Lawrence of Arabia’s War: The Arabs, the British and the Remaking of the Middle East in WWI, by Neil Faulkner, Yale University Press, New Haven and London, 2016, $37.50

Published on the centennial of the World War I Arab Revolt, Lawrence of Arabia’s War sheds new light on British intelligence officer T.E. Lawrence’s role in the conflicts that established the boundaries of the present-day Middle East. The epic story of an epic figure, this 552-page volume is the culmination of a decade of field research in Jordan by the Archaeological Institute of America’s Great Arab Revolt Project and a fresh study of the campaigns that raged in the Middle East during the war. Lawrence himself recorded the story in his classic war memoir Seven Pillars of Wisdom. It is fortunate he did, as Arab participants kept no such written records, and Turkish sources remain closed, most likely to conceal the genocide of the Armenian people.

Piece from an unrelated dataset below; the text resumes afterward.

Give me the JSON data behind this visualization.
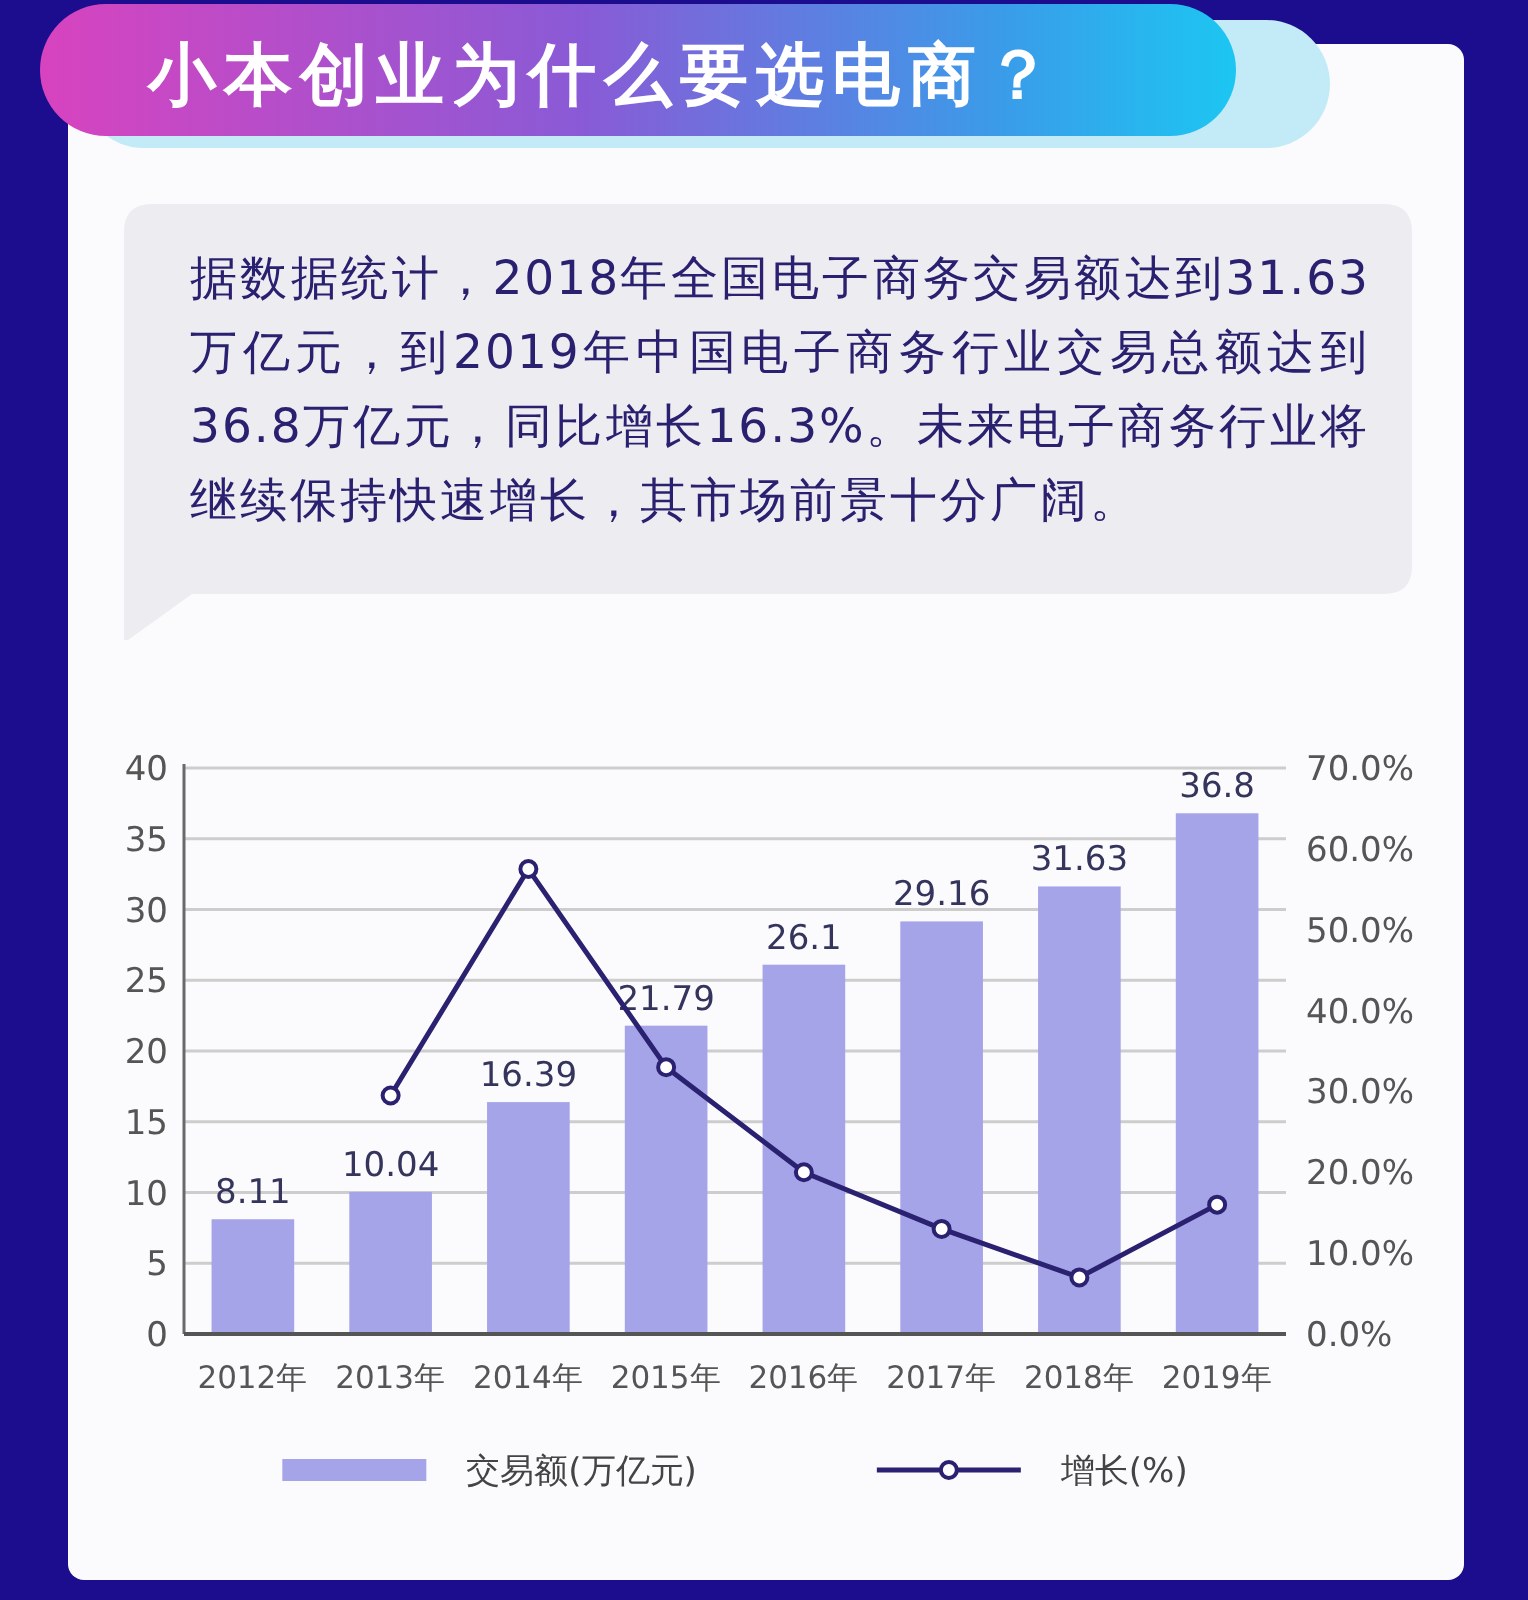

While participating in a 1914 British military survey of the Sinai Peninsula, Lawrence took careful note of the conditions. “I can travel on a thistle and sleep in a cloak on the ground,” he wrote to a friend. “It shows how easy it is in an absolutely deserted country to defy a government.”

In the early years of the war Lawrence, aside from a brief foray to Mesopotamia, was essentially deskbound in Cairo—“nailed within that office,” as he put it. That changed in October 1916 when his superiors sent him first to the Hejaz region, along the west coast of the Red Sea, and then on a 100-mile journey inland to find the Hashemite Emir Faisal, “the leader alone needed to make the Arab Revolt win through to a success.”

The close bond that developed between the British officer and the future king of both Syria and Iraq helped propel the Arabs to decisive victory in Damascus in October 1918. Lawrence of Arabia’s War is a thorough history of a legendary military campaign, the end of the Ottoman empire and the rise of Arab nationalism.